La pièce Réparer les vivants a été présentée au Théâtre Serge Constantin, le samedi 20 février. Elle a été jouée par le comédien Emmanuel Noblet.
Seul un souffle sépare la vie de la mort. La voix des parents résonne comme un lointain écho fantomatique. La conscience de Simon (19 ans) se dissocie lentement du reste de l’humanité. On ne revient pas d’un tel coma. Le médecin est formel : la mort cérébrale est irréversible. Les organes fonctionnent, mais les neurones ne produisent aucune activité électrique. Une difficile décision est à prendre.
Réparer les vivants aborde la problématique du don d’organes. Un sujet délicat mis en scène d’après le roman éponyme de Maylis de Kerangal par le comédien Emmanuel Noblet. Ce dernier a balisé les étapes. La dure décision des parents, rendus à des présences invisibles. Des voix off ponctuent ce drame seul-en-scène, mais peuplé d’une galerie de personnages, interprétés à un rythme effréné depuis l’accident à la transplantation cardiaque.

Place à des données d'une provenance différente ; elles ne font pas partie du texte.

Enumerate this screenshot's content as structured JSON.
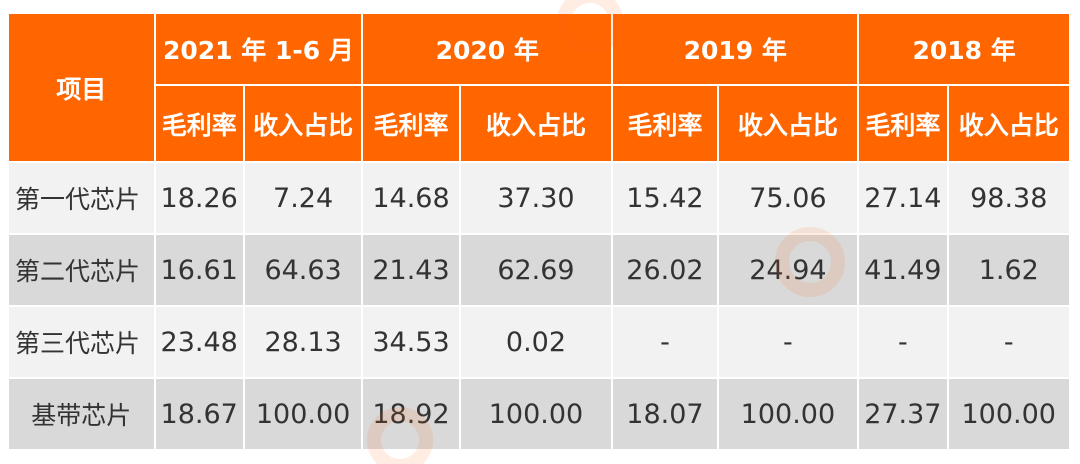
{
  "chart_data": {
    "type": "table",
    "corner_label": "项目",
    "periods": [
      "2021 年 1-6 月",
      "2020 年",
      "2019 年",
      "2018 年"
    ],
    "sub_headers": [
      "毛利率",
      "收入占比"
    ],
    "rows": [
      {
        "label": "第一代芯片",
        "values": [
          "18.26",
          "7.24",
          "14.68",
          "37.30",
          "15.42",
          "75.06",
          "27.14",
          "98.38"
        ]
      },
      {
        "label": "第二代芯片",
        "values": [
          "16.61",
          "64.63",
          "21.43",
          "62.69",
          "26.02",
          "24.94",
          "41.49",
          "1.62"
        ]
      },
      {
        "label": "第三代芯片",
        "values": [
          "23.48",
          "28.13",
          "34.53",
          "0.02",
          "-",
          "-",
          "-",
          "-"
        ]
      },
      {
        "label": "基带芯片",
        "values": [
          "18.67",
          "100.00",
          "18.92",
          "100.00",
          "18.07",
          "100.00",
          "27.37",
          "100.00"
        ]
      }
    ]
  },
  "colors": {
    "header_bg": "#ff6600",
    "header_text": "#ffffff",
    "row_light": "#f2f2f2",
    "row_dark": "#d9d9d9"
  }
}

La mise en scène réussit à éviter l’aspect didactique des termes techniques et parvient à transmettre des émotions dans l’ambiance clinique et aseptisée du bloc opératoire. On se surprend même à sourire aux blagues d’initiés lancées par un chirurgien gouailleur, lors des interventions sur la “plomberie”. Réparer les vivants est une expérience à vivre. Un moment que seul le théâtre est capable de restituer dans les moindres émotions. La moindre goutte de sueur perlant sur le front captivé, jusqu’au frémissement d’un premier baiser dont le souvenir vous marque à vie.
Thomas Rémige (Emmanuel Noblet) est notre guide dans les pérégrinations du coeur offert. Ce personnage agit aussi en narrateur rompu aux pratiques du bloc, comme des planches. Tantôt en blouse blanche, tantôt en noir. On se laisse guider aux inflexions de sa voix, d’une aérogare aux embouteillages de Paris. Et l’on oublie le temps dans un décor dénudé ou, par moments, dans un entrelacs bleuté des influx nerveux. Seul compte la mise en route du coeur donné. Simon ne sera pas mort pour rien. Le public du Théâtre Serge Constantin a immergé dans une autre réalité ce soir du samedi 20 février. Une course contre la montre; une dissection de la psyché…
Aimer la vie ne veut nullement dire n’avoir jamais songé à la mort. Un drame dont on ne ressort pas indemne. Soulignons que cette adaptation a été présentée, hors compétition, au prestigieux Festival d’Avignon.